Click on photos to enlarge.

Wednesday, August 22, 2012

Dali in Depth

The Sun of Dali, 1965, Salvador Dali
In writing about art and artists, day after day, I make a conscious effort to showcase artists whose work I don't like. I try to be objective. I try not to let my distaste for their work color what I have to say, although I sometimes mention the fact that a given artist is not my "cup of tea" if for no other reason than to alert the reader to the fact that there might be some unconscious bias in my words. On the other side of the coin, for the same reason, I guess I should also alert the reader when I talk about the work of an artist whom I really like. I've often mentioned the fact that Salvador Dali is an idol of mine. Well, BIAS ALERT, Dali was not only a master of Surrealism, but also one of optical Illusions. In seeking after this aspect of his painting, we uncover a little more "meat" in the artist's work than may have been known in the past.

Dali flirted rather unhappily with Hollywood in the
Hitchcock-Selznick production of Spellbound.
Gala Contemplating the Mediterranean Sea,  1976 Salvador Dali.
At a distance, painting becomes a pixilated image of Abraham Lincoln.
(If you can't see it, try squinting a little.)
For better or worse, all too many people think first of Dali the showman, or Dali the limp watch painter when his name comes up. There's little of the former and none of the latter in Dali's optical illusions. Instead, we see work done in the 1940s for Alfred Hitchcock's and David Selznick's 1945 movie, Spellbound. There in his original 20-minute dream sequence (which Selznick cut, then cut again, eventually eliminating it entirely) we find much of Dali's little-known experiments with three-dimensional illusions. The Hirshhorn Museum in Washington, DC once rigged up several of Dali's paintings in stereoscopic fashion, employing mirrors and other optical devices to allow viewers to enjoy the genius of Dali as he intended. Particularly noticeable was a harbor scene employing a rather enormous female nude (above).

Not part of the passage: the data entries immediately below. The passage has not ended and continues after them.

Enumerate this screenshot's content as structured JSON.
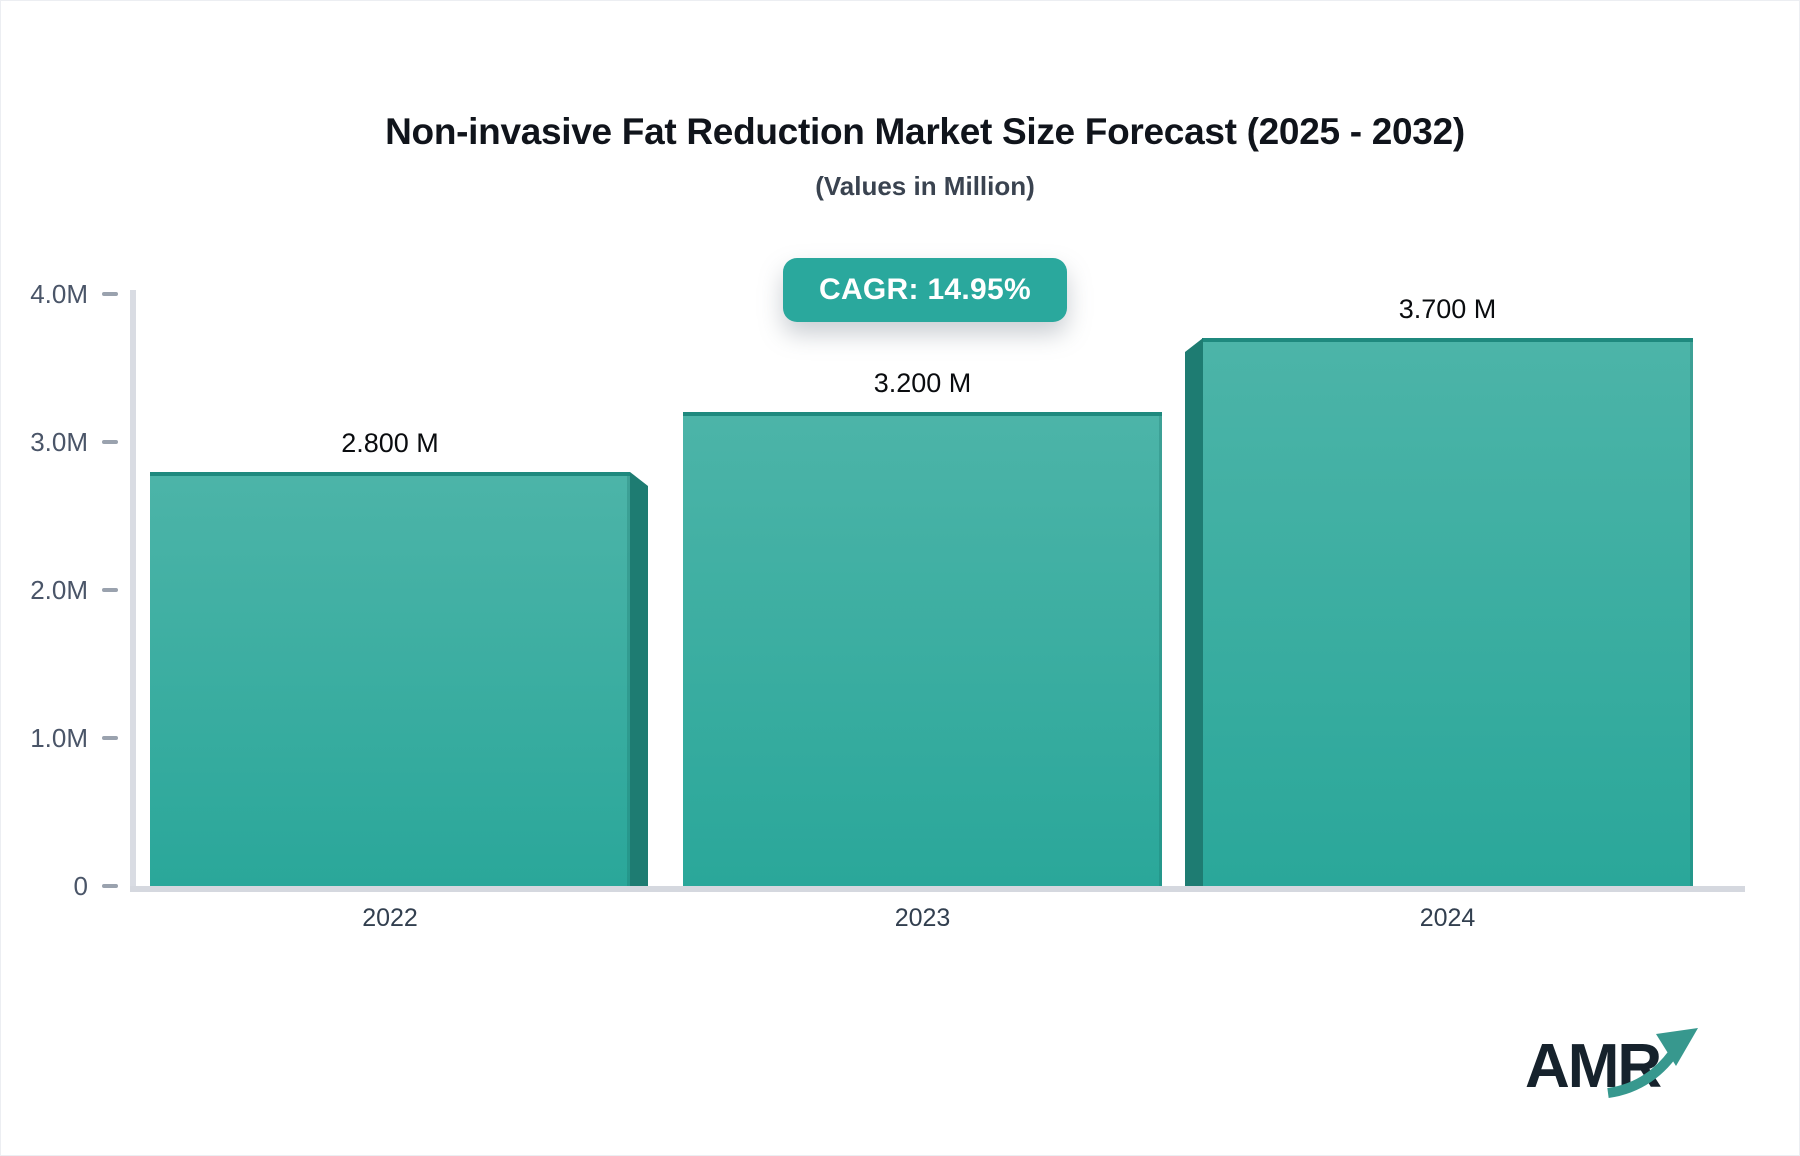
{
  "header": {
    "title": "Non-invasive Fat Reduction Market Size Forecast (2025 - 2032)",
    "subtitle": "(Values in Million)"
  },
  "cagr_badge": {
    "label": "CAGR: 14.95%"
  },
  "chart_data": {
    "type": "bar",
    "title": "Non-invasive Fat Reduction Market Size Forecast (2025 - 2032)",
    "subtitle": "(Values in Million)",
    "unit": "Million",
    "categories": [
      "2022",
      "2023",
      "2024"
    ],
    "values": [
      2.8,
      3.2,
      3.7
    ],
    "value_labels": [
      "2.800 M",
      "3.200 M",
      "3.700 M"
    ],
    "cagr_label": "CAGR: 14.95%",
    "cagr_value_pct": 14.95,
    "ylim": [
      0,
      4
    ],
    "y_ticks": [
      {
        "label": "4.0M",
        "value": 4.0
      },
      {
        "label": "3.0M",
        "value": 3.0
      },
      {
        "label": "2.0M",
        "value": 2.0
      },
      {
        "label": "1.0M",
        "value": 1.0
      },
      {
        "label": "0",
        "value": 0.0
      }
    ],
    "grid": false,
    "legend": "none"
  },
  "branding": {
    "logo_text": "AMR",
    "arrow_icon": "growth-arrow-icon"
  },
  "colors": {
    "badge_bg": "#2aa89d",
    "badge_text": "#ffffff",
    "bar_top": "#4cb4a8",
    "bar_bottom": "#2aa79a",
    "bar_top_edge": "#1f897e",
    "bar_side": "#1e7c72",
    "axis_line": "#d5d8df",
    "tick_dash": "#9aa2ae",
    "tick_label": "#4a5568",
    "category_label": "#323f4f",
    "value_label": "#0a0c0f",
    "logo_text": "#16222c",
    "logo_arrow": "#37988e"
  }
}
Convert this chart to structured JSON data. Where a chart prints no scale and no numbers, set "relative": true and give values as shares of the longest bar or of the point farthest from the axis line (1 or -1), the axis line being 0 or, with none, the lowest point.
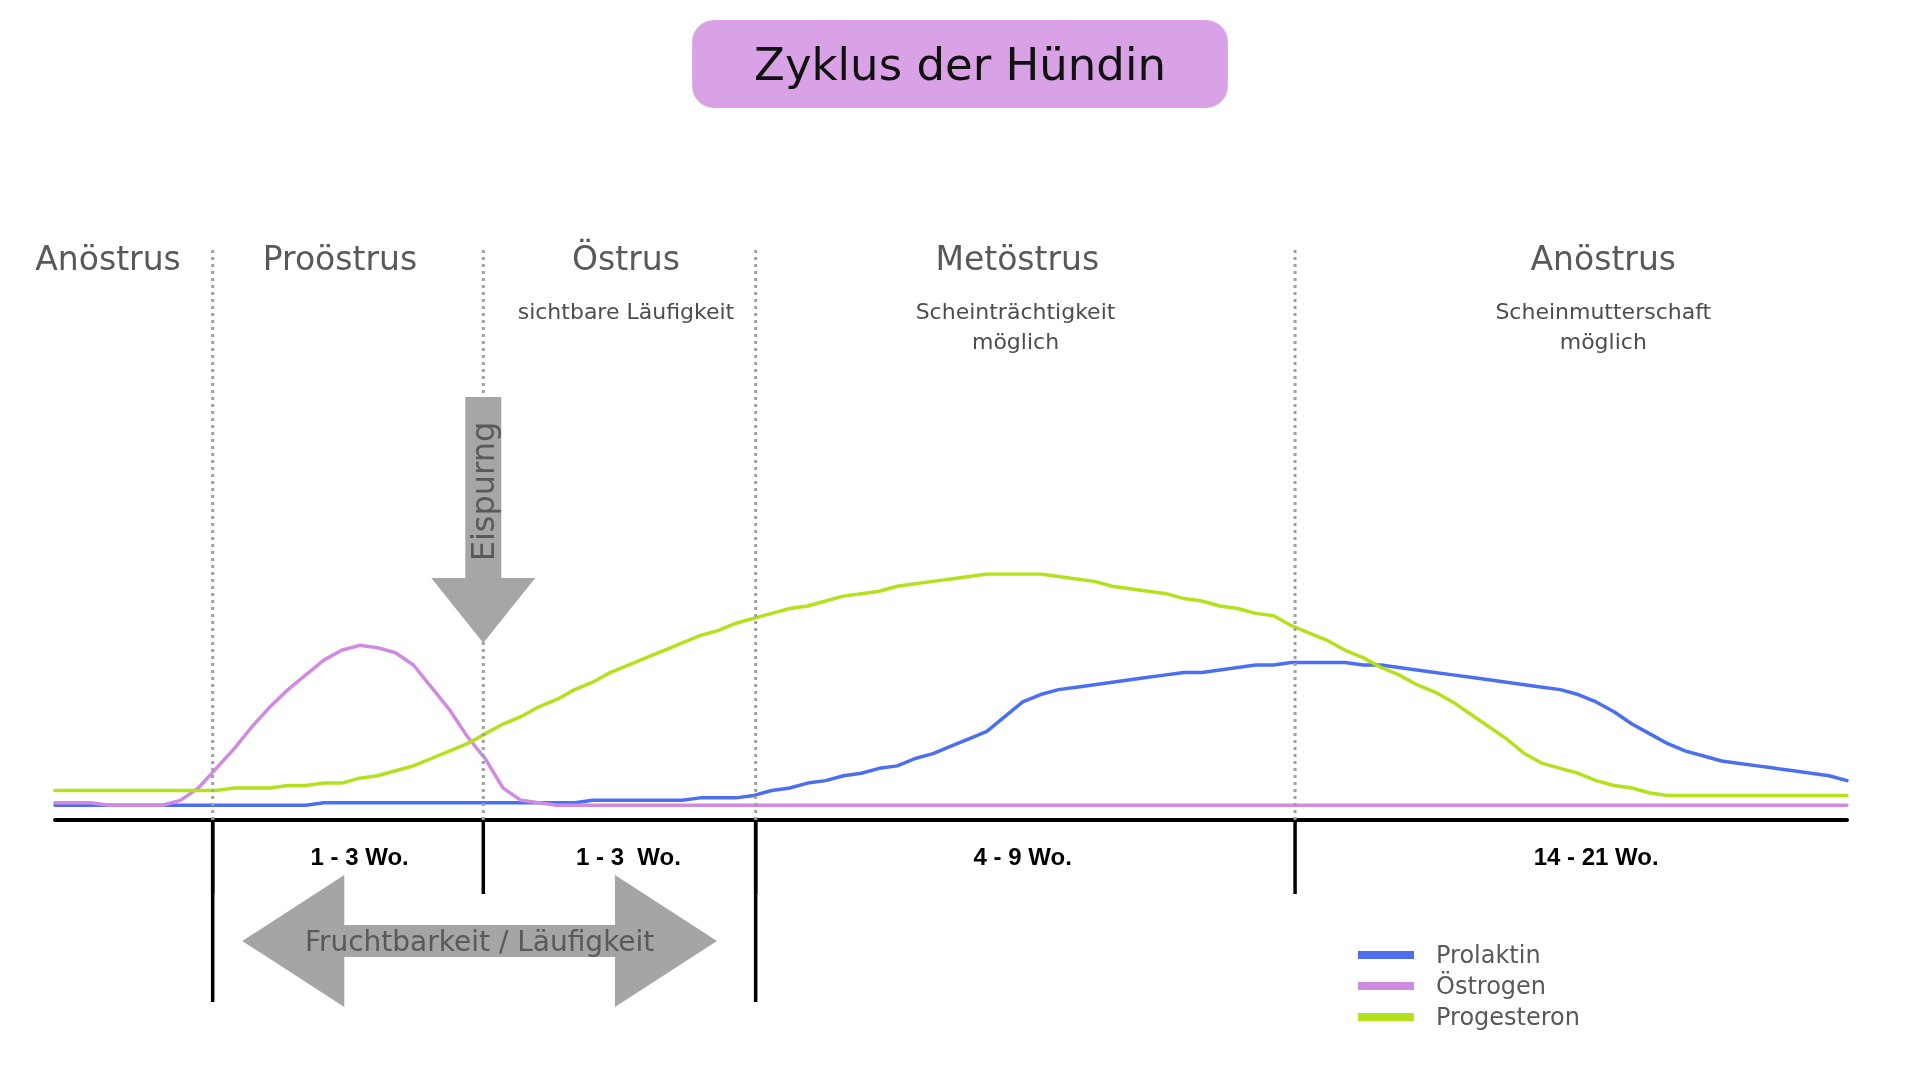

Soft Construction with Boiled Beans, 1936, Salvador Dali
Nieuw Amsterdam, 1974, Salvador Dali
There was also a political side of Dali. His Soft Construction with Boiled Beans (above), painted during the Spanish Civil War, depicts a dissected human body strangling itself. When the Second World War forced Dali to flee to the US, he did a painting of a bronze bust of the Native American, Chief White Eagle. It's titled Nieuw Amsterdam (right). Reflected in his eyes are Dutch burgers congratulating themselves on the purchase of Manhattan Island for the proverbial twenty-four dollars, toasting one another with  bottles of Coke.

Moreover, Dali should probably be thought of as an important 20th century artist despite his crass showmanship, but only if we allow Dali to be Dali. It's impossible to divorce Dali from limp watches,  but he's also painted a floppy cello and wavy piano keys.  We must also give a nod toward Dali, the egotistical clown, as seen in his The Sun and Dali (top) complete with his trademark long, thin, curly mustache. But to see all of the man, we must look at, if not all of his work, at least some of his less famous images where the man's optical illusions bloom unexpectedly.
Salvador Dali, one of his most famous optical illusions.